I just wonder if this comes from driving on the right side of the road. For those of you that drive on the LEFT in your respective countries, is this reversed?

I think I tend to pass people to their left… but I’m not so sure. Of course, when I’m walking in Umeda (in Osaka) I just try to go through the human mass.

What I found fabulously entertaining, though, was the signs in elementary school stairways that asked kids to stay to the right - although people drive left here. Well, okay, it wasn’t fabulously entertaining, just barely worth noticing, but anyway…

I’m in Ireland, and it depends, really:

oncoming pedestrian traffic - I veer to the left to let them pass

opening doors: I tend to use the one on the right handed side, as I’mn right handed and therefor would use my right hand to open the door on the right handed side.

shopping malls: I tend to take a left as soon as I’m in

Overtaking slower walkers: that depends, really: where there’s space to do so. I don’t often walk around town, as it’s usually too busy for my taste. I kind of speed walk compared with the rest of them, so I usually nearly go through them :slight_smile:

but yes, I seem to be doing things more left sidedly than right sidedly :slight_smile:

Yes, in my observation your supposition is correct - we tend on the whole to walk on the same side as we drive. Indeed, when I’ve been in the US I’ve occasionally crashed into people in the street because we’ve both tried to pass on the same side.

When I entered junior high (7th grade in my district), we were actually instructed to maintain a “drive on the right” traffic pattern in the crowded hallways between periods.

Now, teenagers aren’t always the best at following directions, but the desired traffic pattern did in fact emerge. For the most part.

To an extent, the habit has stuck with me.

I drive on the left, and I definitely walk on the left side of hallways and sidewalks. And on “bike paths” (actually multi-use trails) around here, all cyclists, pedestrians and joggers seem to keep to the left. Now, if only their dogs did the same…

I drive on the left, walk to the left, pass people on their right, etc.

I get very confused in the USA/Canada.

I’ve caused a few pedestrian crashes and made one poor guy ride his bike into a bush because my American programming kept making me move to my right as we approached, while they kept trying to to move to their left. We’d both keep walking farther and farther to the same side until either one of us snapped out of it and moved the other way, or we both fell off the sidewalk.

Usually we fell off the sidewalk. That programming’s hard to override.

On the London Underground - keep to the right or be run over!!!

Yeah, I drive on the left, and the walking on the left follows instinctively.

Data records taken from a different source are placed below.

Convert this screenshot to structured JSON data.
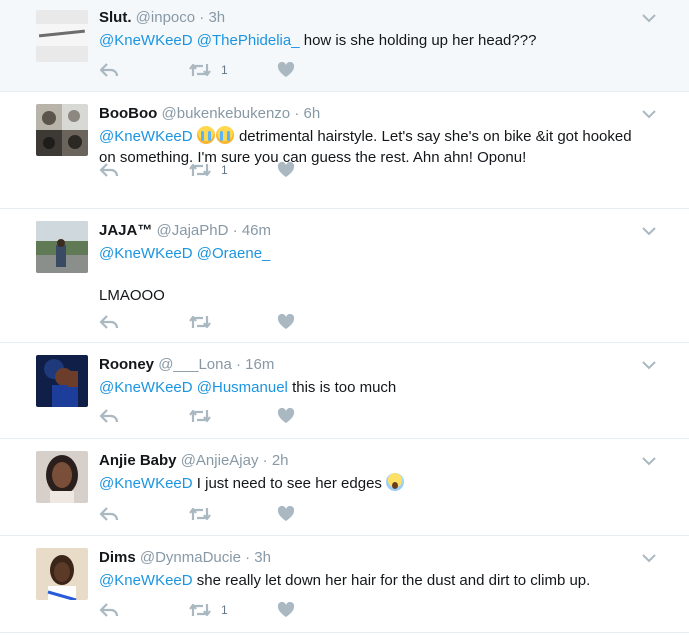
{
  "icons": {
    "reply": "reply-icon",
    "retweet": "retweet-icon",
    "like": "heart-icon",
    "menu": "chevron-down-icon"
  },
  "colors": {
    "link": "#1b95e0",
    "muted": "#8899a6",
    "icon": "#aab8c2",
    "highlight_bg": "#f5f8fa",
    "divider": "#e6ecf0"
  },
  "tweets": [
    {
      "name": "Slut.",
      "handle": "@inpoco",
      "time": "3h",
      "mentions": [
        "@KneWKeeD",
        "@ThePhidelia_"
      ],
      "text": "how is she holding up her head???",
      "retweets": "1",
      "likes": ""
    },
    {
      "name": "BooBoo",
      "handle": "@bukenkebukenzo",
      "time": "6h",
      "mentions": [
        "@KneWKeeD"
      ],
      "emojis": [
        "crying-face",
        "crying-face"
      ],
      "text": "detrimental hairstyle. Let's say she's on bike &it got hooked on something. I'm sure you can guess the rest. Ahn ahn! Oponu!",
      "retweets": "1",
      "likes": ""
    },
    {
      "name": "JAJA™",
      "handle": "@JajaPhD",
      "time": "46m",
      "mentions": [
        "@KneWKeeD",
        "@Oraene_"
      ],
      "text": "",
      "text2": "LMAOOO",
      "retweets": "",
      "likes": ""
    },
    {
      "name": "Rooney",
      "handle": "@___Lona",
      "time": "16m",
      "mentions": [
        "@KneWKeeD",
        "@Husmanuel"
      ],
      "text": "this is too much",
      "retweets": "",
      "likes": ""
    },
    {
      "name": "Anjie Baby",
      "handle": "@AnjieAjay",
      "time": "2h",
      "mentions": [
        "@KneWKeeD"
      ],
      "text": "I just need to see her edges",
      "emoji_after": "screaming-face",
      "retweets": "",
      "likes": ""
    },
    {
      "name": "Dims",
      "handle": "@DynmaDucie",
      "time": "3h",
      "mentions": [
        "@KneWKeeD"
      ],
      "text": "she really let down her hair for the dust and dirt to climb up.",
      "retweets": "1",
      "likes": ""
    }
  ]
}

Bizarrely, it’s the other way round. Pedestrians used to prefer to pass each other on the left, to keep their sword arm on the side of any approaching danger. Then wagons adopted the policy, then cars.

Here’s a link for ya:

http://www.driving.co.uk/4a2.html

Didn’t Cecil debunk that one, Gary? Can’t be arsed to try to use the rubbish search function to find the column though.

Why do the British drive on the left?

Just call me bitch :wink:

I had always heard it had to do with Tournaments:

the knights would be right handed, and thus hold their lance (or whatever their weapon was called) in their right hand, passing eachother on the left hand side of the “panel” in the middle.

Cecil’s explanation i found a bit strange, as not a lot of people in the middle ages had access to weapons. The only thing the Hoi Polloi would carry around, was a spoon. And most times, that’d be a wooden one.

In Thailand, they drive on the left, but things like pedestrian overpasses in Bangkok are marked (with little painted footprints) for walking on the right. On the sidewalks, it seems that confusion reigns.

On a related note, I almost got killed in the Cairo subway. In Egypt, they drive on the right (well, out in the boondocks, they’re inclined to drive in the middle!), but the trains and subway system are left-running, probably reflecting the influence of the British, who built the earliest railways in the country. So, on a subway platform, when you lean over the tracks to look for the approaching train, you end up looking the wrong way.

In england we drive on the left, and I was taught to walk on the left of a pavement so the person on the outside and see oncoming traffic. However, when walking on the road, keep to the right for the same reason.

But I generally go to the side the other person isn’t.